On November 16, the Office of Civil Rights (OCR) of the U.S. Department of Education announced that it is investigating Cornell and six other schools. Five of the schools are being investigated for anti-semitism, and two are for Islamophobia. The complaints are being brought for violations of Title VI of the Civil Rights Act of 1964, which prohibits discrimination “based on race, color, or national origin.”
Although Title VI does not address discrimination based upon religion, on December 11, 2019, President Trump signed an Executive Order applying Title VI to anti-semitism. The Executive Order used an expansive definition of anti-semitism that included attacking people because they support Israel.

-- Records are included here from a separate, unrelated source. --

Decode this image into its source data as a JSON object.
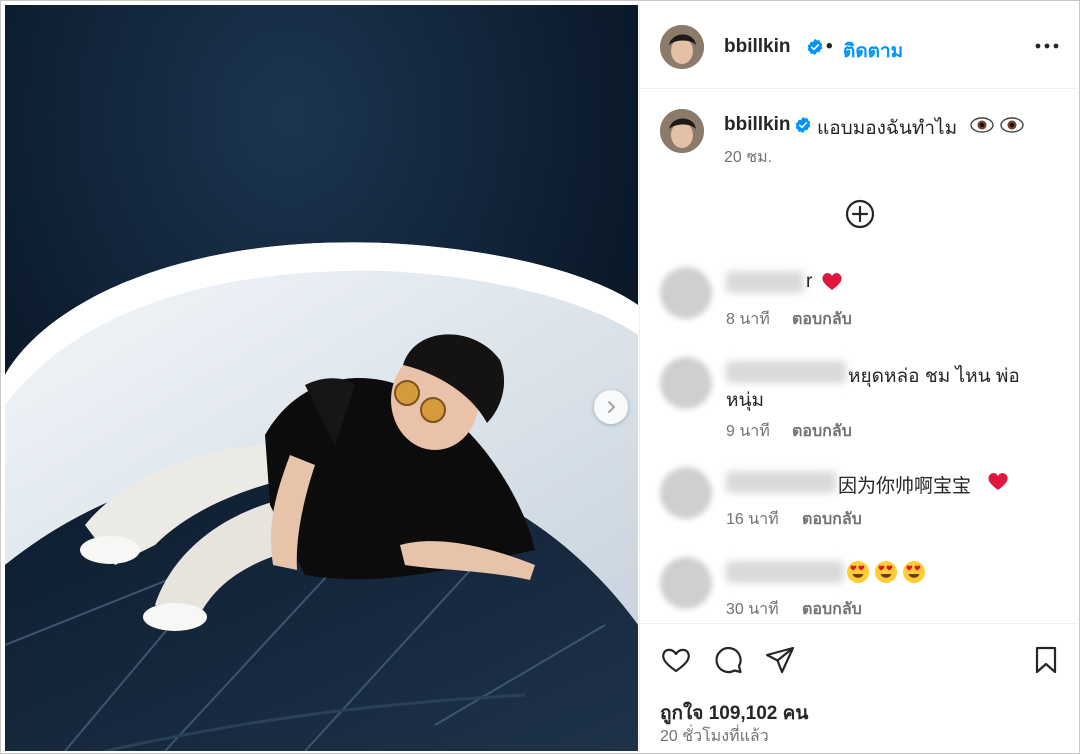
{
  "post": {
    "username": "bbillkin",
    "follow_label": "ติดตาม",
    "dot": "•",
    "caption": "แอบมองฉันทำไม",
    "caption_time": "20 ชม.",
    "likes": "ถูกใจ 109,102 คน",
    "posted": "20 ชั่วโมงที่แล้ว"
  },
  "comments": [
    {
      "text_tail": "r",
      "emoji": [
        "red-heart"
      ],
      "time": "8 นาที",
      "reply": "ตอบกลับ"
    },
    {
      "text_tail": "หยุดหล่อ ชม ไหน พ่อ",
      "text_line2": "หนุ่ม",
      "time": "9 นาที",
      "reply": "ตอบกลับ"
    },
    {
      "text_tail": "因为你帅啊宝宝",
      "emoji": [
        "red-heart"
      ],
      "time": "16 นาที",
      "reply": "ตอบกลับ"
    },
    {
      "text_tail": "",
      "emoji": [
        "heart-eyes",
        "heart-eyes",
        "heart-eyes"
      ],
      "time": "30 นาที",
      "reply": "ตอบกลับ"
    }
  ],
  "colors": {
    "accent": "#0095f6",
    "verified": "#0095f6",
    "heart": "#e0163d",
    "text": "#262626",
    "muted": "#737373"
  },
  "icons": [
    "verified-badge-icon",
    "more-options-icon",
    "add-circle-icon",
    "heart-icon",
    "comment-icon",
    "share-icon",
    "bookmark-icon",
    "chevron-right-icon",
    "eye-emoji-icon"
  ]
}
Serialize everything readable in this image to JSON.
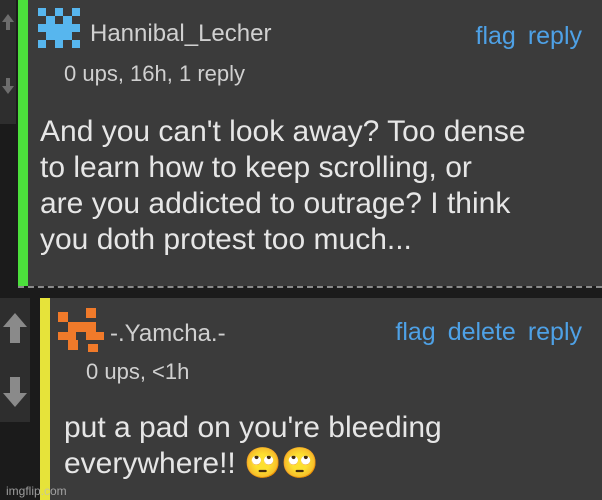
{
  "comments": [
    {
      "username": "Hannibal_Lecher",
      "meta": "0 ups, 16h, 1 reply",
      "actions": [
        "flag",
        "reply"
      ],
      "body": [
        "And you can't look away? Too dense",
        "to learn how to keep scrolling, or",
        "are you addicted to outrage? I think",
        "you doth protest too much..."
      ],
      "accent_color": "#4cdf3c",
      "avatar_color": "#57b6ee"
    },
    {
      "username": "-.Yamcha.-",
      "meta": "0 ups, <1h",
      "actions": [
        "flag",
        "delete",
        "reply"
      ],
      "body": [
        "put a pad on you're bleeding",
        "everywhere!! 🙄🙄"
      ],
      "accent_color": "#e6e33a",
      "avatar_color": "#f07a2a"
    }
  ],
  "icons": {
    "upvote": "up-arrow-icon",
    "downvote": "down-arrow-icon"
  },
  "watermark": "imgflip.com"
}
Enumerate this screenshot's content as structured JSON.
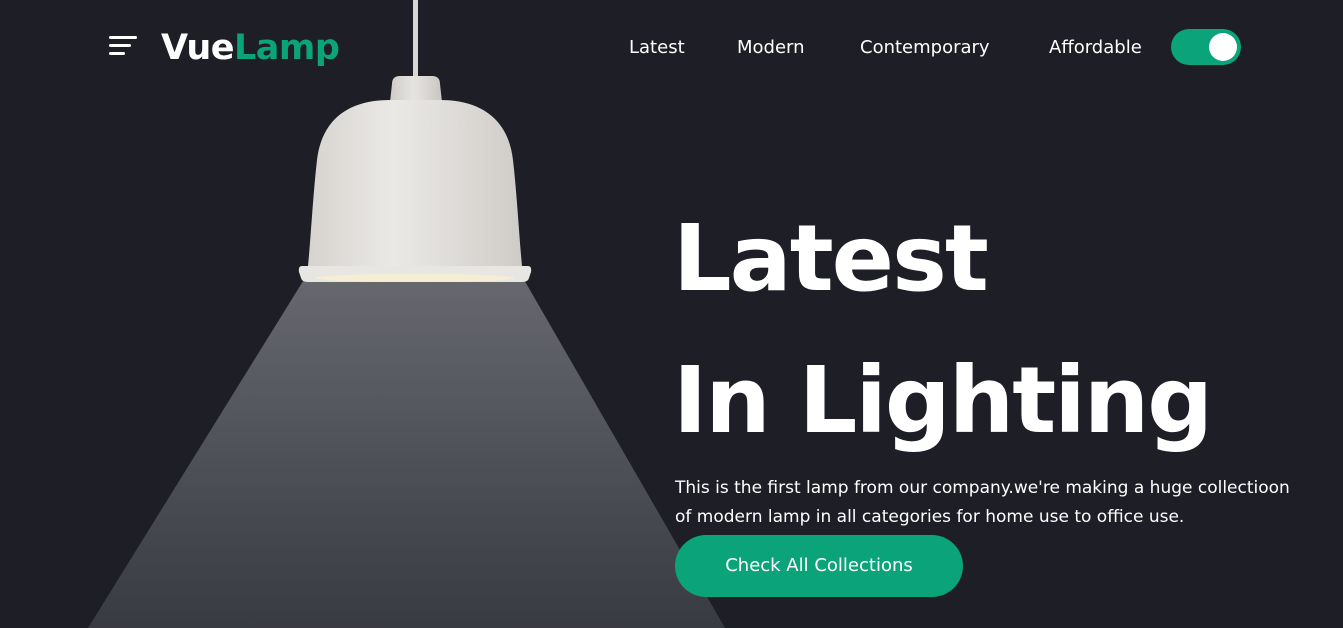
{
  "brand": {
    "part1": "Vue",
    "part2": "Lamp",
    "accent_color": "#0aa37a"
  },
  "header": {
    "menu_icon": "hamburger-menu-icon",
    "nav": [
      {
        "label": "Latest"
      },
      {
        "label": "Modern"
      },
      {
        "label": "Contemporary"
      },
      {
        "label": "Affordable"
      }
    ],
    "toggle": {
      "state": "on"
    }
  },
  "hero": {
    "title_line1": "Latest",
    "title_line2": "In Lighting",
    "description_line1": "This is the first lamp from our company.we're making a huge collectioon",
    "description_line2": "of modern lamp in all categories for home use to office use.",
    "cta_label": "Check All Collections"
  },
  "colors": {
    "background": "#1e1f26",
    "text": "#ffffff",
    "lamp_shade": "#e4e2df"
  }
}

On November 7, 2023, Catherine E. Lhamon, Assistant Secretary for Civil Rights, issued a “Dear Colleague Letter” announcing that OCR believes that Title VI outlaws discrimination based upon “shared ancestry or ethnic characteristics.” This includes discrimination against students and others “who are or are perceived to be Jewish, Israeli, Muslim, Arab, or Palestinian.” As with Lhamon’s past actions, this change is being implemented through a guidance document rather than congressional amendment of Title VI or an agency rulemaking.
“Hate has no place in our schools, period. When students are targeted because they are—or are perceived to be—Jewish, Muslim, Arab, Sikh, or any other ethnicity or shared ancestry, schools must act to ensure safe and inclusive educational environments where everyone is free to learn,” said U.S. Secretary of Education Miguel Cardona in announcing the decision.
Cornell has refused to comment on the investigation, and the Department of Education has not stated whether the investigation was prompted by a Cornellian complaint or by some other source.
RELATED: In wake of Rickford’s comments, Cornell law professor calls for DEI overhaul
Cornell implements Title VI with its Policy 6.4. Cornell never updated Policy 6.4 to include either of the anti-semitism initiatives of the Trump and Biden Administrations.
Typically, such investigations are resolved by the school entering into a consent order agreeing to take steps to address the bias. Ultimately, if the Department is able to prove a violation, a school could lose all federal funding.
First Amendment
The Dear Colleague Letter states,
“OCR interprets its regulations consistent with the requirements of the First Amendment to the U.S. Constitution, and all actions taken by OCR must comport with First Amendment principles. No OCR regulation should be interpreted to impinge upon rights protected under the First Amendment or to require recipients to enact or enforce codes that punish the exercise of such rights.”
However, instead of basing the complaints on a school actively discriminating against a student, the focus is on whether other students at the school created a “hostile environment” via anti-semitism or Islamophobia.
It may be that the only way that the school could prevent that would be by curtailing speech protected by the First Amendment. The Supreme Court addressed this tension in the context of Title IX in the 1999 Davis v. Monroe County Board of Education case. It held that a school could only be held liable for student-on-student harassment “only where the behavior is so severe, pervasive, and objectively offensive that it denies its victims the equal access to education….”
RELATED: Cornell should not throw Rickford to the mob
It is clear that OCR cannot order Cornell to curtail First Amendment activities such as speech, protest or demonstrations on the basis of anti-semitic or Islamophobic content. OCR might try to extract that from Cornell when it settles the investigation, but no court is likely to allow such a result.